After the census contract Harris did not offer Dave any project that attracted him and he and Brigitte decided they had enough pension to cover health insurance. They retired and had a decade that included attempting to visit all the national parks in the USA, looking up their relatives spread across Europe or riding on railways across the world. It was a river cruise starting in Budapest in 2016 which was Dave’s undoing. He got an acute stomach upset that left him unconscious in hospital for many weeks. He was finally repatriated but recovery was lengthy and partial. Brigitte had worked hard to bring him home but it had taken a toll on her. After the sudden death of her only sibling, Hubert on January 22, 2021, her sadness masked the cancer she was suffering from until it was discovered too late. She died on July 11, 2023. In the aftermath of her death Dave received much support from Brigitte’s three nephews who made regular visits from Texas and helped him to sort out some confusion amongst her possessions and to organise his financial and legal matters. He was also blessed in those final years to have the daily care of Charlene Williams and her team at Carerizon, providing meals, supervising medication, doing the garden and driving Dave to appointments or to cafés where he could enjoy the beach.

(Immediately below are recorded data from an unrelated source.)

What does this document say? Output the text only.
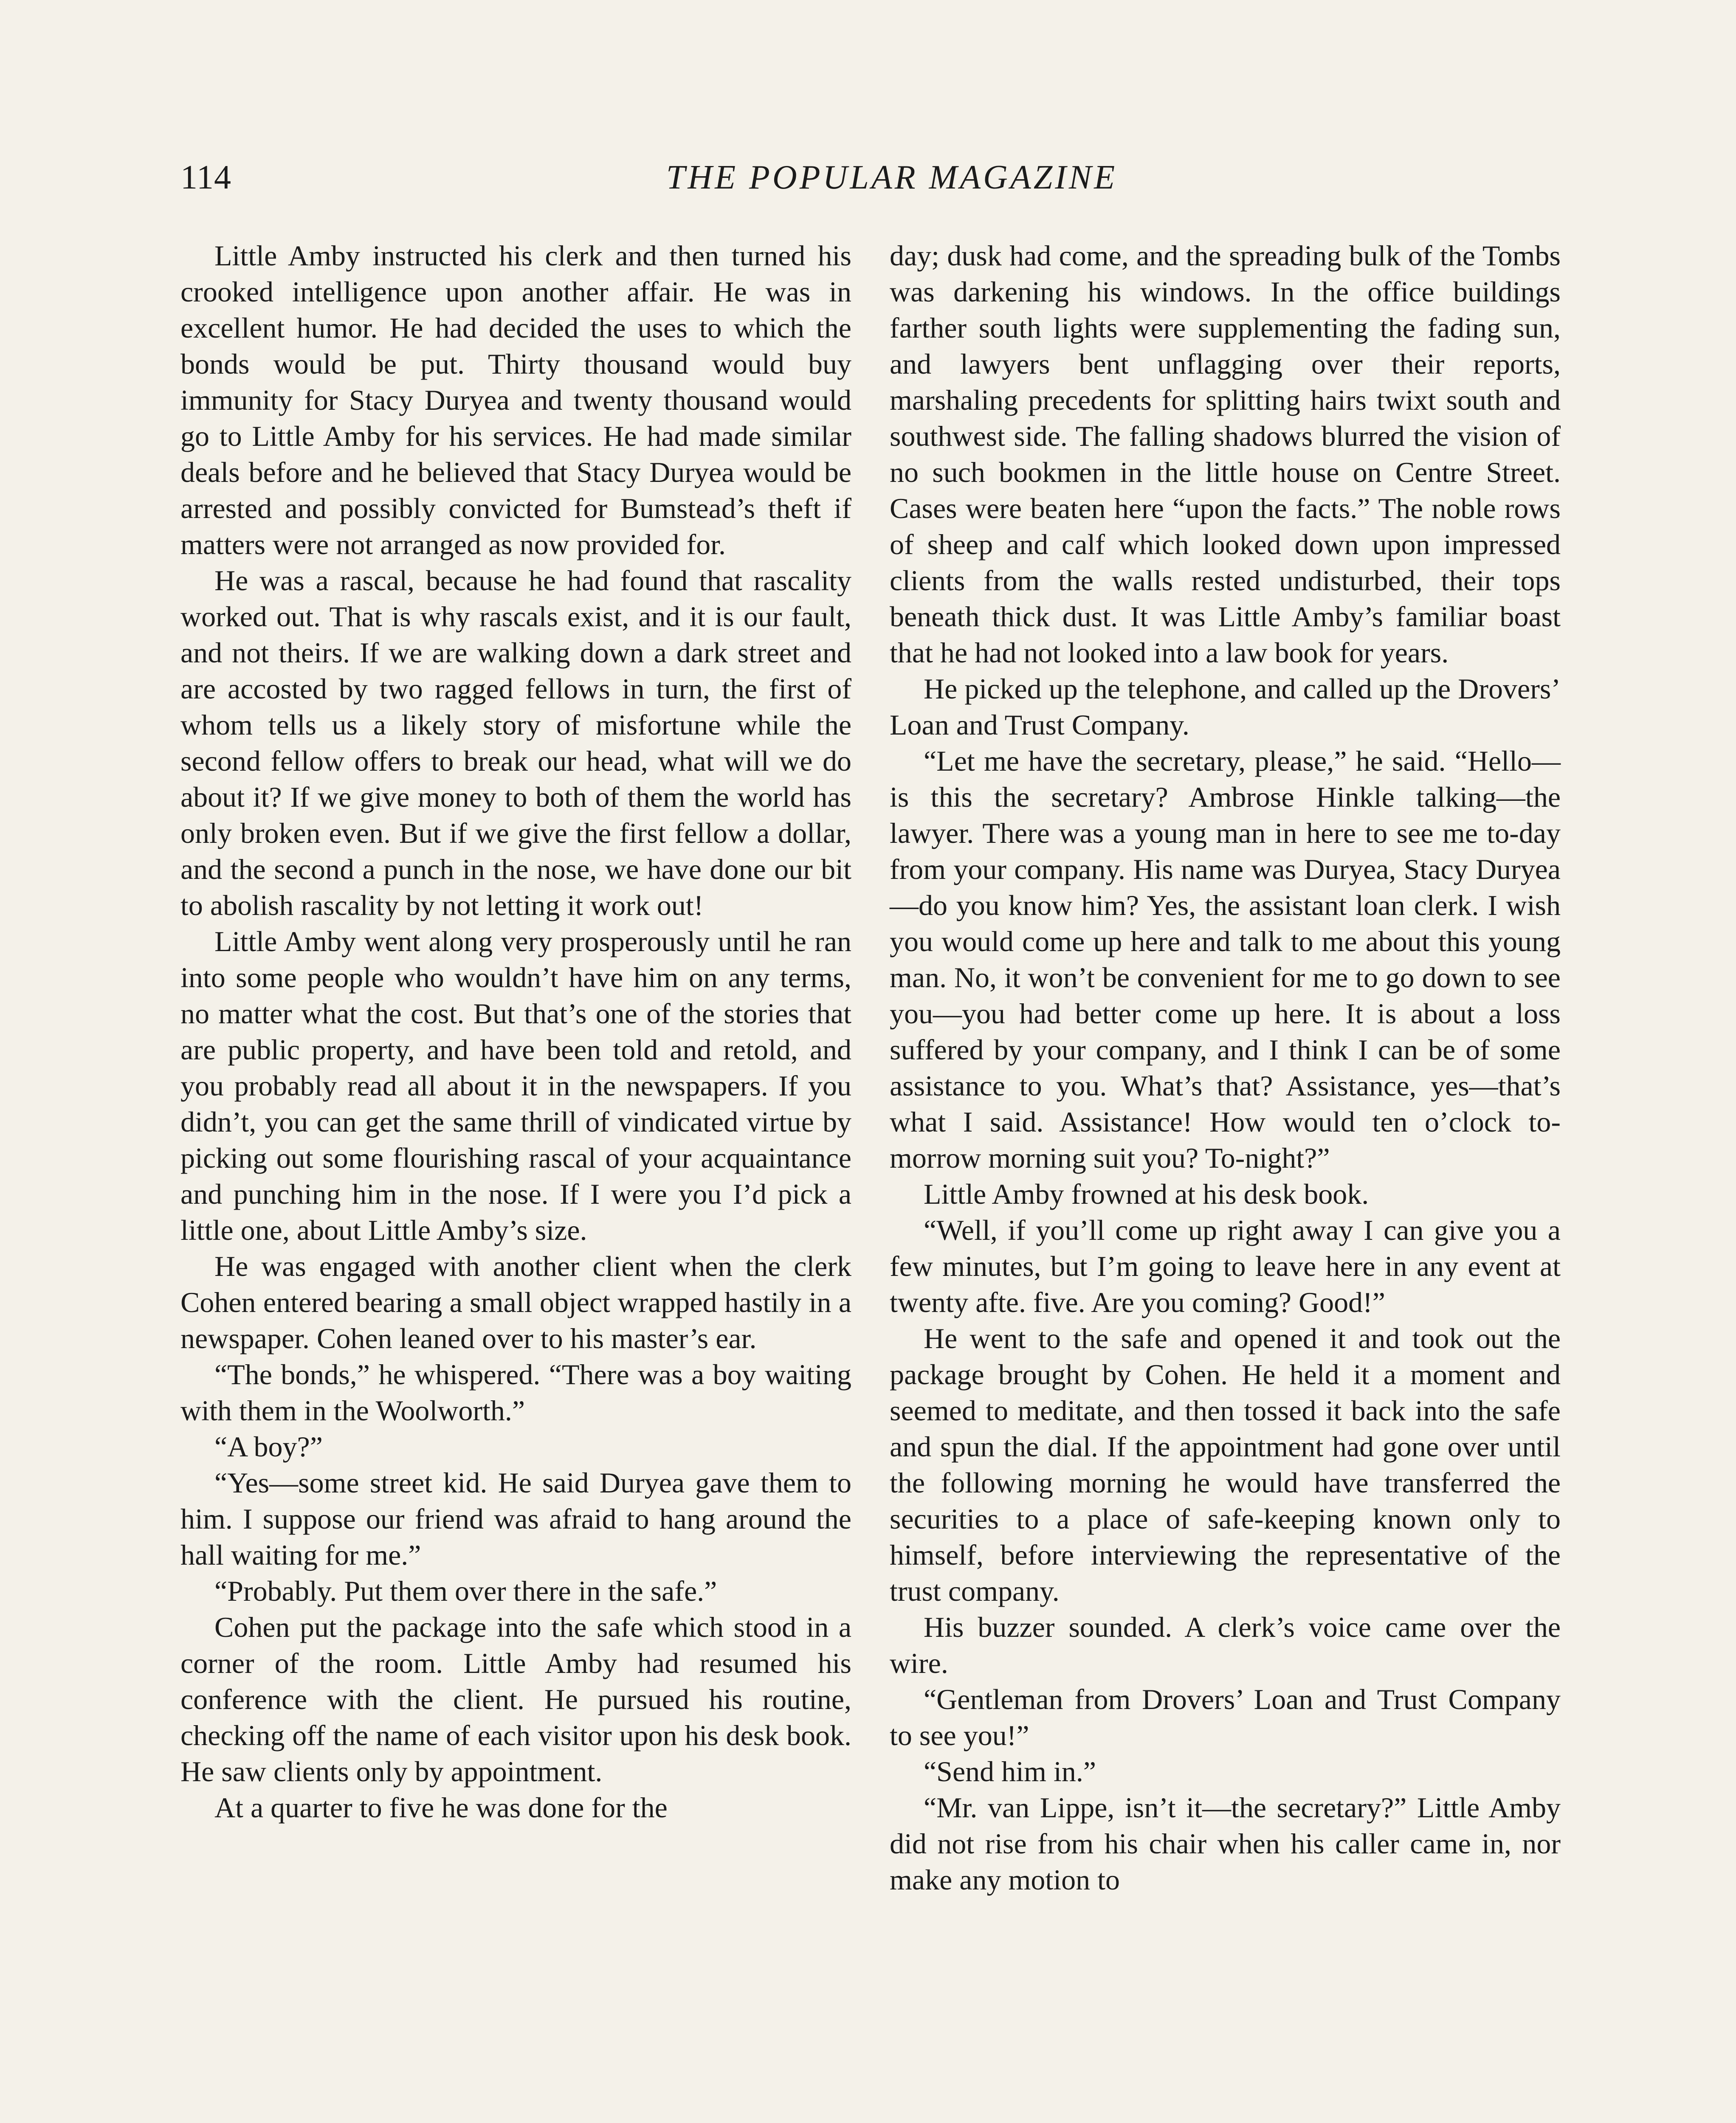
114	THE POPULAR MAGAZINE

Little Amby instructed his clerk and then turned his crooked intelligence upon another affair. He was in excellent humor. He had decided the uses to which the bonds would be put. Thirty thousand would buy immunity for Stacy Duryea and twenty thousand would go to Little Amby for his services. He had made similar deals before and he believed that Stacy Duryea would be arrested and possibly convicted for Bumstead’s theft if matters were not arranged as now provided for.

He was a rascal, because he had found that rascality worked out. That is why rascals exist, and it is our fault, and not theirs. If we are walking down a dark street and are accosted by two ragged fellows in turn, the first of whom tells us a likely story of misfortune while the second fellow offers to break our head, what will we do about it? If we give money to both of them the world has only broken even. But if we give the first fellow a dollar, and the second a punch in the nose, we have done our bit to abolish rascality by not letting it work out!

Little Amby went along very prosperously until he ran into some people who wouldn’t have him on any terms, no matter what the cost. But that’s one of the stories that are public property, and have been told and retold, and you probably read all about it in the newspapers. If you didn’t, you can get the same thrill of vindicated virtue by picking out some flourishing rascal of your acquaintance and punching him in the nose. If I were you I’d pick a little one, about Little Amby’s size.

He was engaged with another client when the clerk Cohen entered bearing a small object wrapped hastily in a newspaper. Cohen leaned over to his master’s ear.

“The bonds,” he whispered. “There was a boy waiting with them in the Woolworth.”

“A boy?”

“Yes—some street kid. He said Duryea gave them to him. I suppose our friend was afraid to hang around the hall waiting for me.”

“Probably. Put them over there in the safe.”

Cohen put the package into the safe which stood in a corner of the room. Little Amby had resumed his conference with the client. He pursued his routine, checking off the name of each visitor upon his desk book. He saw clients only by appointment.

At a quarter to five he was done for the

day; dusk had come, and the spreading bulk of the Tombs was darkening his windows. In the office buildings farther south lights were supplementing the fading sun, and lawyers bent unflagging over their reports, marshaling precedents for splitting hairs twixt south and southwest side. The falling shadows blurred the vision of no such bookmen in the little house on Centre Street. Cases were beaten here “upon the facts.” The noble rows of sheep and calf which looked down upon impressed clients from the walls rested undisturbed, their tops beneath thick dust. It was Little Amby’s familiar boast that he had not looked into a law book for years.

He picked up the telephone, and called up the Drovers’ Loan and Trust Company.

“Let me have the secretary, please,” he said. “Hello—is this the secretary? Ambrose Hinkle talking—the lawyer. There was a young man in here to see me to-day from your company. His name was Duryea, Stacy Duryea—do you know him? Yes, the assistant loan clerk. I wish you would come up here and talk to me about this young man. No, it won’t be convenient for me to go down to see you—you had better come up here. It is about a loss suffered by your company, and I think I can be of some assistance to you. What’s that? Assistance, yes—that’s what I said. Assistance! How would ten o’clock to-morrow morning suit you? To-night?”

Little Amby frowned at his desk book.

“Well, if you’ll come up right away I can give you a few minutes, but I’m going to leave here in any event at twenty afte. five. Are you coming? Good!”

He went to the safe and opened it and took out the package brought by Cohen. He held it a moment and seemed to meditate, and then tossed it back into the safe and spun the dial. If the appointment had gone over until the following morning he would have transferred the securities to a place of safe-keeping known only to himself, before interviewing the representative of the trust company.

His buzzer sounded. A clerk’s voice came over the wire.

“Gentleman from Drovers’ Loan and Trust Company to see you!”

“Send him in.”

“Mr. van Lippe, isn’t it—the secretary?” Little Amby did not rise from his chair when his caller came in, nor make any motion to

In March 2024, around the anniversary of Brigitte’s birthday, Dave hosted a gathering for a few days that brought together Brigitte’s nephews, Mike, Tim and Matt Kroh, Nan Sinton and Dave’s sister Vera. It was a joyful time of sharing memories and good stories but tinged with sadness as some present recognised it was unlikely they would meet him in person again.
Dave spent his final Thanksgiving Day happily with Charlene’s family. He was keen to spend his remaining days in his own home but by Christmas he was admitted for hospital treatment and he never made it back. On his final day Charlene was able to connect him by his own phone to his sister Vera for final words of love and comfort before he died.
Dave is survived by Vera May Sinton, an ordained Anglican, in Hawes, N. Yorkshire, England and his half-sisters: Katherine Moira Stephenson, of Killyman, Co Tyrone; Lois Meriel Bailie of Lisburn, Co Antrim; Joy Hazel Stephenson of Gowerton nr Swansea, Wales and Sarah Elinor Wilson (Sally) of Dungannon, Co Tyrone.
Dave took citizenship of the United States seriously and was faithful to what he perceived to be its values. He was respectful and generous towards people of every race and creed. He supported democracy; he and Brigitte were active in encouraging people to sign on as voters and play their part in the political process. His working life was dedicated to promoting the care of the environment of our planet. He died, aged 83, on 21 January 2025. Those of us, who knew and loved him, wonder: what would he be saying to us as our future unfolds in years to come?